Optimizing performance of the Krutrim foundational LLM on Gaudi-2

The mission of making AI accessible to all Indians has been at the core of what we are building. Affordable AI solutions can make AI accessible.

At Krutrim, we are working on the complete AI computing stack with a focus on driving efficiency across model pre-training, inferencing and fine-tuning. The key operating metric being maximized across all these workload types is performance/cost (perf/₹).

We are also creating our own Krutrim Cloud stack which allows developers to choose from a variety of silicon hardware options across providers such as Nvidia, Intel and AMD amongst others for their AI model development needs. Towards this end, we are working with different hardware providers to drive optimizations so that developers can extract the best perf/₹ for their tasks.
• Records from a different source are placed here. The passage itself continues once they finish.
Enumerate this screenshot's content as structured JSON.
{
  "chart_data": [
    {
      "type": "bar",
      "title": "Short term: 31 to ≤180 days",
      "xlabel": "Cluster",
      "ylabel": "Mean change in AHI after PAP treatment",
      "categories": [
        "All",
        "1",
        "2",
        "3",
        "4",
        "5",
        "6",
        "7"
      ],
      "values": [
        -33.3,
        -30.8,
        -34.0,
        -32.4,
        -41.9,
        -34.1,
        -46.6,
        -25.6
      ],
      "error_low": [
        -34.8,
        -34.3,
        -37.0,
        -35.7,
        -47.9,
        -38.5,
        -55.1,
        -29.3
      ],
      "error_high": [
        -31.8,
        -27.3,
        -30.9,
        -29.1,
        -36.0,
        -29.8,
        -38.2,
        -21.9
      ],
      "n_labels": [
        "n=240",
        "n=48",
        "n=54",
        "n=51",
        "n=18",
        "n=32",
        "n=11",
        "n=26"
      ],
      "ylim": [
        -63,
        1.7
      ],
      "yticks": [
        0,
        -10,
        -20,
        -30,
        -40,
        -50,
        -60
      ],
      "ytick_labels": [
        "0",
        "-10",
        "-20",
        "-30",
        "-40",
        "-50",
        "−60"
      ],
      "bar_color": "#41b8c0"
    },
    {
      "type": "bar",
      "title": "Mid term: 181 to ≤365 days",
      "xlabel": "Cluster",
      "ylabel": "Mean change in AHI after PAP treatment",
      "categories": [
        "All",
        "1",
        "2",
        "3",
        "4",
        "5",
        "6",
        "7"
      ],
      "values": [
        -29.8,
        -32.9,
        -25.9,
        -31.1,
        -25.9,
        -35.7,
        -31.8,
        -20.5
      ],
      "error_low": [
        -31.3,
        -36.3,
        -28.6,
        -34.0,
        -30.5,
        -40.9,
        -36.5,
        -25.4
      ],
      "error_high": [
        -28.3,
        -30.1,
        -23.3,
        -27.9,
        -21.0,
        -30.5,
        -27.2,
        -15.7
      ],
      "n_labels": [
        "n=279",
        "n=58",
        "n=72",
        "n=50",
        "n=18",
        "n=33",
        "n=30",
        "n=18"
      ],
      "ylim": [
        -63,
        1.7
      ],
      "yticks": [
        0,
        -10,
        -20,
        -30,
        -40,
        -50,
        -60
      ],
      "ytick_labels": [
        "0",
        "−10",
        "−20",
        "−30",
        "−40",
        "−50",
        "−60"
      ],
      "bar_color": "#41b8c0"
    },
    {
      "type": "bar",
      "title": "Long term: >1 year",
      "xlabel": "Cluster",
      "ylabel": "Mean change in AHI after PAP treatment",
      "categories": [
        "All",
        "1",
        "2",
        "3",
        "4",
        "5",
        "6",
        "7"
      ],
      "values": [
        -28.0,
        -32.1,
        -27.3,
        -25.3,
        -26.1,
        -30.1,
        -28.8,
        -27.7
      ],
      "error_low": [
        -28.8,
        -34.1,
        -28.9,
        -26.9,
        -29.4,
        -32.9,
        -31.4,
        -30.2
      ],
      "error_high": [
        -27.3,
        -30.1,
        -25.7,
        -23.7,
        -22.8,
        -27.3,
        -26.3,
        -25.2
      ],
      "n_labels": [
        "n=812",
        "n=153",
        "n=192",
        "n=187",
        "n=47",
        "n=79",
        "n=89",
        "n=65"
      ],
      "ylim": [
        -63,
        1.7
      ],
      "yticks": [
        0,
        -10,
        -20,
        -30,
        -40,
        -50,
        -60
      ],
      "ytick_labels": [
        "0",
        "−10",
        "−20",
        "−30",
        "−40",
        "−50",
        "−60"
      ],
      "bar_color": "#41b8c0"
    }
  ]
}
Our recent work with Intel on optimizing model pre-training, inference and fine-tuning for perf/₹ is a case in point. Some learnings from our optimization efforts below.

Krutrim – Intel optimization effort

Krutrim’s AI engineering team and cloudstack development team worked alongside Intel’s Gaudi-2 team to optimize perf/₹ for a variety of workloads. All of this work was done on the existing Krutrim foundational model and powers the Krutrim personal assistant.

The Krutrim LLM model has various unique attributes as shared during the launch event, as it has inherent knowledge of Indian languages and has generative capabilities across 11 languages.

Some of the key optimizations implemented by Krutrim and the Intel Habana team, (apart from firmware changes by the Intel Habana team), include:

1. Inference optimizations KV Cache for GQA: The Krutrim model is GQA (group query attention) enabled. We implemented KV Cache for GQA to optimize performance. The key interventions included:
  • For group attention, the Q and KV shapes are not the same, therefore the Q heads need to be divided into groups, and assigned to a single KV. This was achieved by repeating key-value pairs n_rep times, where n_rep corresponds to the number of query heads that share the same key-value pair.
  • Split matrix dimension to improve computational efficiency
  • Enabled KV buckets to optimize for long output prompt instead of reusing KV cache
In addition, we enabled Triton inference server for Gaudi-2 resulting in efficiencies.

2. Pre-training optimizations: We tried pre-training at a variety of node cluster sizes. We saw a near linear scaling in training performance as we scale the number of nodes in the cluster training. The major loss in pre-training efficiencies occurs due to node failures and the time it takes to detect and auto-recover & then re-start from the previous checkpoint. 

We enabled improvement of auto-recovery from node failures by optimizing the time between restarts, change in training script amongst various other changes.

3. Fine-tuning optimizationEnabled support for 4K sequence length for PEFT LoRA fine-tuning, by adding gradient checkpointing to save memory used.

These optimizations together with the software upgrade by the Gaudi-2 team (From 1.13 to 1.14) helped enhance the overall perf/₹ performance across these tasks.

Perf/₹ comparison

Pre-training, inferencing and fine-tuning experiments were run on the Krutrim foundational LLM using both H100 and Gaudi-2 and the results were compared. The setup is explained below.

  • For training: Performance was measured in terms of the time to train over a set of nodes (8-GPUs per Node).
  • For inference: Performance was measured for the following setup
    • Batch size: 64
    • Input & Output tokens: 128 each
    • Precision: FP16
    • For H100, the TensorRT LLM framework was applied to the model architecture to get the benefit of the optimizations

Post optimization comparison of performance for pre-training and inference tasks are shown in the chart below. Note that performance of H100 is indexed to 1 and Gaudi-2 performance is normalized accordingly.

The joint effort of Krutrim and Intel has helped deliver significantly better performance/cost across all these model development workloads. We will continue to work towards extracting more efficiencies from the Gaudi family of accelerators and make AI more accessible.